Solving the Steiner Tree Problem with few Terminals

TL;DR

This paper introduces DS*, an enhanced algorithm for the Steiner tree problem that allows arbitrary heuristics, including linear programming bounds, improving flexibility and performance in solving large instances.

Contribution

The paper extends the Dijkstra-Steiner algorithm to DS*, enabling the use of admissible heuristics and linear programming bounds, with a new correctness proof and practical implementation.

Findings

DS* allows arbitrary heuristics, including LP-based bounds.

The implementation DS* Solve performs competitively on benchmarks.
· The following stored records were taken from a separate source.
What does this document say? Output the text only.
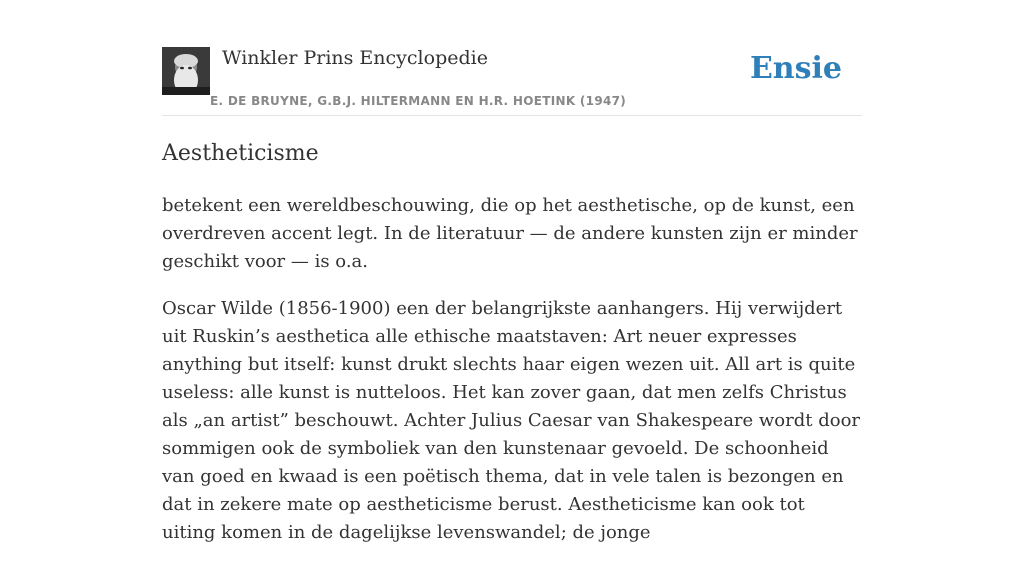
Winkler Prins Encyclopedie
E. DE BRUYNE, G.B.J. HILTERMANN EN H.R. HOETINK (1947)
Ensie
Aestheticisme

betekent een wereldbeschouwing, die op het aesthetische, op de kunst, een overdreven accent legt. In de literatuur — de andere kunsten zijn er minder geschikt voor — is o.a.

Oscar Wilde (1856-1900) een der belangrijkste aanhangers. Hij verwijdert uit Ruskin’s aesthetica alle ethische maatstaven: Art neuer expresses anything but itself: kunst drukt slechts haar eigen wezen uit. All art is quite useless: alle kunst is nutteloos. Het kan zover gaan, dat men zelfs Christus als „an artist” beschouwt. Achter Julius Caesar van Shakespeare wordt door sommigen ook de symboliek van den kunstenaar gevoeld. De schoonheid van goed en kwaad is een poëtisch thema, dat in vele talen is bezongen en dat in zekere mate op aestheticisme berust. Aestheticisme kan ook tot uiting komen in de dagelijkse levenswandel; de jonge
Admissibility is a weaker condition than consistency for heuristics.

Abstract

The Steiner tree problem is a well-known problem in network design, routing, and VLSI design. Given a graph, edge costs, and a set of dedicated vertices (terminals), the Steiner tree problem asks to output a sub-graph that connects all terminals at minimum cost. A state-of-the-art algorithm to solve the Steiner tree problem by means of dynamic programming is the Dijkstra-Steiner algorithm. The algorithm builds a Steiner tree of the entire instance by systematically searching for smaller instances, based on subsets of the terminals, and combining Steiner trees for these smaller instances. The search heavily relies on a guiding heuristic function in order to prune the search space. However, to ensure correctness, this algorithm allows only for limited heuristic functions, namely, those that satisfy a so-called consistency condition. In this paper, we enhance the Dijkstra-Steiner algorithm and establish a revisited algorithm, called DS*. The DS* algorithm allows for arbitrary lower bounds as heuristics relaxing the previous condition on the heuristic function. Notably, we can now use linear programming based lower bounds. Further, we capture new requirements for a heuristic function in a condition, which we call admissibility. We show that admissibility is indeed weaker than consistency and establish correctness of the DS* algorithm when using an admissible heuristic function. We implement DS* and combine it with modern preprocessing, resulting in an open-source solver (DS* Solve). Finally, we compare its performance on standard benchmarks and observe a competitive behavior.